People v. Grajales

Appeal by the defendant from a judgment of the Supreme Court, Kings County (Broomer, J.), rendered February 8, 1989, as amended October 2, 1989, convicting him of criminal possession of a weapon in the third degree, upon a jury verdict, and imposing sentence. The appeal brings up for review the denial, without a hearing, of that branch of the defendant’s omnibus motion which was to suppress physical evidence. By decision and order dated July 29, 1991, this Court remitted the matter to the Supreme Court, Kings County, to hear and report on that branch of the defendant’s motion which was to suppress physical evidence, and the appeal was held in abeyance in the interim (People v Grajales, 175 AD2d 293). The Supreme Court has now complied.
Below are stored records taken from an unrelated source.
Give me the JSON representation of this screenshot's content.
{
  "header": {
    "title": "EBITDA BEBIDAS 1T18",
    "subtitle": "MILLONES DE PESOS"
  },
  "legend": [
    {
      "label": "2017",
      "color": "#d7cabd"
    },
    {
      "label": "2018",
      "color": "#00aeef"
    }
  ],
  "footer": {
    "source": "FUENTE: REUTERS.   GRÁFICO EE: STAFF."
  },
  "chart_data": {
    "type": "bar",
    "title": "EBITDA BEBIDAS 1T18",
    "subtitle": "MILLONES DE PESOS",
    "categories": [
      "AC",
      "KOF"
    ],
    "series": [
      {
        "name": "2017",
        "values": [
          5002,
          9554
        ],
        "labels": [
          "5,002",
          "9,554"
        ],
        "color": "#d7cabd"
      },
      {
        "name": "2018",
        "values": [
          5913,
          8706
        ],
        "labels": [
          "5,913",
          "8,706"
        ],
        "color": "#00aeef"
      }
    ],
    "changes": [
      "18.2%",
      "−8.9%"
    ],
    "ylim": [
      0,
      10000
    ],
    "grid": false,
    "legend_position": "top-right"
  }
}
Ordered that the judgment, as amended, is affirmed.

The defendant contends that, at a hearing held pursuant to the decision and order of this Court dated July 29, 1991, Officer Neil P. O’Donnell, the officer who had recovered the gun, tailored his testimony in order to establish a sufficient factual predicate for the defendant’s arrest, and that the hearing court erred in crediting his testimony.' However, it is *632well established that the resolution of issues of credibility, as well as the weight to be accorded to the evidence presented, are primarily questions to be determined by the finder of the facts, who saw and heard the witnesses (see, People v Gaimari, 176 NY 84, 94). Moreover, it is equally well established that the hearing court’s determination will generally be accorded great weight on appeal and will generally not be disturbed unless clearly unsupported by the record (see, People v Garafolo, 44 AD2d 86, 88). The testimony of the officer contained some inconsistencies, and it should be noted that the suppression hearing was held almost six years after the defendant’s arrest. However, we cannot say based upon the record before us that his testimony was incredible as a matter of law (see, People v Villa, 156 AD2d 402; People v Williams, 156 AD2d 288; People v Ennis, 158 AD2d 467). Nor can it be said that Officer O’Donnell’s testimony had the appearances of having been "[patently] tailored to [nullify] constitutional objections” (People v Cruz, 158 AD2d 293; People v Smith, 130 AD2d 600; People v Henriquez, 116 AD2d 589; cf., People v Miret-Gonzalez, 159 AD2d 647). Accordingly, we shall not disturb the hearing court’s determination to deny the suppression motion (see, People v Prochilo, 41 NY2d 759; People v Williams, supra; People v Milliner, 146 AD2d 717; People v Trulio, 135 AD2d 758; People v Henriquez, 128 AD2d 803). In any event, the defendant’s conduct in discarding the gun constituted an abandonment (see, People v Lawrence, 176 AD2d 965; People v Braithwaite, 172 AD2d 548; People v Elliot, 162 AD2d 609).

We have considered the defendant’s remaining contentions and find them to be without merit. Thompson, J. P., Bracken and Balletta, JJ., concur.